But what should I actually do with AI agents?
“But what should I actually do with AI agents?”
I get this question every time I post about OpenClaw, Claude, or Codex. Because it keeps coming up, it deserves a clear answer.
AI agents automate workflows: (chains of) tasks that knowledge workers have previously done manually in the company.
The principle isn’t new. Companies have been automating since the dawn of digitization. What’s new is where the boundary lies.
Previously, automation was mostly for highly standardized processes: always the exact same sequence, a finite number of case types, high volumes.
AI agents are shifting this boundary:
- You no longer need thousands of process transactions for automation to be worthwhile. Even a few incidents a month are enough.
- The sequence no longer needs to be completely strictly defined. Agents decide autonomously which step makes sense next (without pre-conceived if-then-else chains).
I see two variations for this:
Variant 1: Fixed Workflows with AI Action Nodes (e.g., via n8n)
You define processes (visually). Some actions are handled via classical software code, others are AI-supported by calling LLM interfaces.
- Pros: Easily documentable, versionable, and controllable.
- Cons: You have to define the processes in detail. If a process run doesn’t fit the mold, the automation fails.
This is the standard in companies today.
Variant 2: Autonomous Agents (e.g., OpenClaw, Claude, Codex)
Agents decide autonomously how to achieve outcomes. To do this, they either work with APIs/MCP or directly on the PC, operating browsers, calling tools, literally seeing “what the human sees.” Approaches can be taught to the AI via Skills (Markdown files) in natural language.
Examples: Mapping tender texts against a portfolio or master data maintenance with crosschecks in different systems (even where there isn’t an API at all).
- Pros: This is genuine delegating, like an assistant at the desk.
- Cons: Harder to control. Prompt injection can manipulate them, decision paths are harder to trace.

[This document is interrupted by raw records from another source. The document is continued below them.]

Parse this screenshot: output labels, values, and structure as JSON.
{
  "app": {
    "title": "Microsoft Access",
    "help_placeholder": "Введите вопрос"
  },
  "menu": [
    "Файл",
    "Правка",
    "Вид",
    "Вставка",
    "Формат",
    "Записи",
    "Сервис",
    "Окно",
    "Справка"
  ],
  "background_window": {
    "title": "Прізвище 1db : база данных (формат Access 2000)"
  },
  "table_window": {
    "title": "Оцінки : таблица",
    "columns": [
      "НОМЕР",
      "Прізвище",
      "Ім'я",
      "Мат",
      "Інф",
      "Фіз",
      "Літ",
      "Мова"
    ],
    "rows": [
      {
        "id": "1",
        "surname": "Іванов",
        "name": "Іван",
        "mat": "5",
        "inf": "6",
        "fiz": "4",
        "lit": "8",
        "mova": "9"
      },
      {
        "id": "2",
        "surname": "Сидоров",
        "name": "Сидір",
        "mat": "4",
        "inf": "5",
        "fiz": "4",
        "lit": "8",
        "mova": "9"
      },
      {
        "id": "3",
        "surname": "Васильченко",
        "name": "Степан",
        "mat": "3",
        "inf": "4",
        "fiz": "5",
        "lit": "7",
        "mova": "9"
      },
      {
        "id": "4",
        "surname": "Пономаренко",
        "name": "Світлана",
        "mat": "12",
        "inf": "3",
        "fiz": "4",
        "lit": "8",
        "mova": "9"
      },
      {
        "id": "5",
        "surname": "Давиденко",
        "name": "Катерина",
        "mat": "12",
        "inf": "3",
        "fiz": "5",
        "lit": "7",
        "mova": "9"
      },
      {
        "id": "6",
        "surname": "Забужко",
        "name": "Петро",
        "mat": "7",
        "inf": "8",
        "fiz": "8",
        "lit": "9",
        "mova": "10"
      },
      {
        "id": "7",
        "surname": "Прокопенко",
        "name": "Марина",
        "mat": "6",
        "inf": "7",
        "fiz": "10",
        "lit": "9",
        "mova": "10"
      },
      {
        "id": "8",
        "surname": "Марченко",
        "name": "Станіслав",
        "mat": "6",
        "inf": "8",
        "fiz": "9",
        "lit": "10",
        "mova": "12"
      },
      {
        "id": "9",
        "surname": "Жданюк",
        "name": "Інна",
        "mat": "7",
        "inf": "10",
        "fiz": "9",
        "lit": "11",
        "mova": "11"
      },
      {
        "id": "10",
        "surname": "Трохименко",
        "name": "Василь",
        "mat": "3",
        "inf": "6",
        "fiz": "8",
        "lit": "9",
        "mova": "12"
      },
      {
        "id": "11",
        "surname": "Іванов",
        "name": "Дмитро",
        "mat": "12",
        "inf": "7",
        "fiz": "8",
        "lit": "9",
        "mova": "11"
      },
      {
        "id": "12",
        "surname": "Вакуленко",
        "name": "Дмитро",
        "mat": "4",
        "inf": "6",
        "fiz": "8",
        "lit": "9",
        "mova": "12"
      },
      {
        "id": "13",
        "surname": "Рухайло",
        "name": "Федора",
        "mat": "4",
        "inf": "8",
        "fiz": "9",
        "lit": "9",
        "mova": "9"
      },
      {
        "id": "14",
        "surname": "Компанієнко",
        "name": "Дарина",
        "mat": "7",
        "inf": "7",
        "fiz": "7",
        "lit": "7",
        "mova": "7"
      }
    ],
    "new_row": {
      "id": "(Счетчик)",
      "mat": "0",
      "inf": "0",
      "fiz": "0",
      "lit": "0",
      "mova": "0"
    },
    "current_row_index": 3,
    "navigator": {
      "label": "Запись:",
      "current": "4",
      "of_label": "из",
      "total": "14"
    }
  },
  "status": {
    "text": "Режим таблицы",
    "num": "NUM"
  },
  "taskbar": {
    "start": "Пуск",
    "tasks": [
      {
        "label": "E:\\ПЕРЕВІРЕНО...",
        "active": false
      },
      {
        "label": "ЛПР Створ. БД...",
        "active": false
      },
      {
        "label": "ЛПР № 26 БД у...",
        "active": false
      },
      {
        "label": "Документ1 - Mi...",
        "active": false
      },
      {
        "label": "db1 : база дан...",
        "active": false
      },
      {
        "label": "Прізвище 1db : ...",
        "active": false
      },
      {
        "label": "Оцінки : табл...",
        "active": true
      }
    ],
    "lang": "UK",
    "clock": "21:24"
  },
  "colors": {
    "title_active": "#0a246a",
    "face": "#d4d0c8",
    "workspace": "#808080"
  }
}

To be fair: Humans have similar problems (phishing, lack of auditability).
I have experimented a lot myself with OpenClaw, for example: In theory, it works exactly how you imagine “intelligent agents.” In practice, I was often busier fixing faulty runs than extracting value. This is still in its infancy.
Important point (regardless of the variant): Before you even think about agents, you need clarity about the process: How are decisions made? Which systems are looked into? How do you spot problems? If all of this is simply in someone’s head or a gut feeling, no agent in the world will help. In that case, you should first revisit and document the processes.
My current recommendation for corporate workflows: Start with Variant 1. Clearly define workflows and only make individual action nodes AI-supported. Autonomous agents come after that, once data, roles, guardrails, and monitoring are well established. And once the agent harnesses are truly enterprise-ready.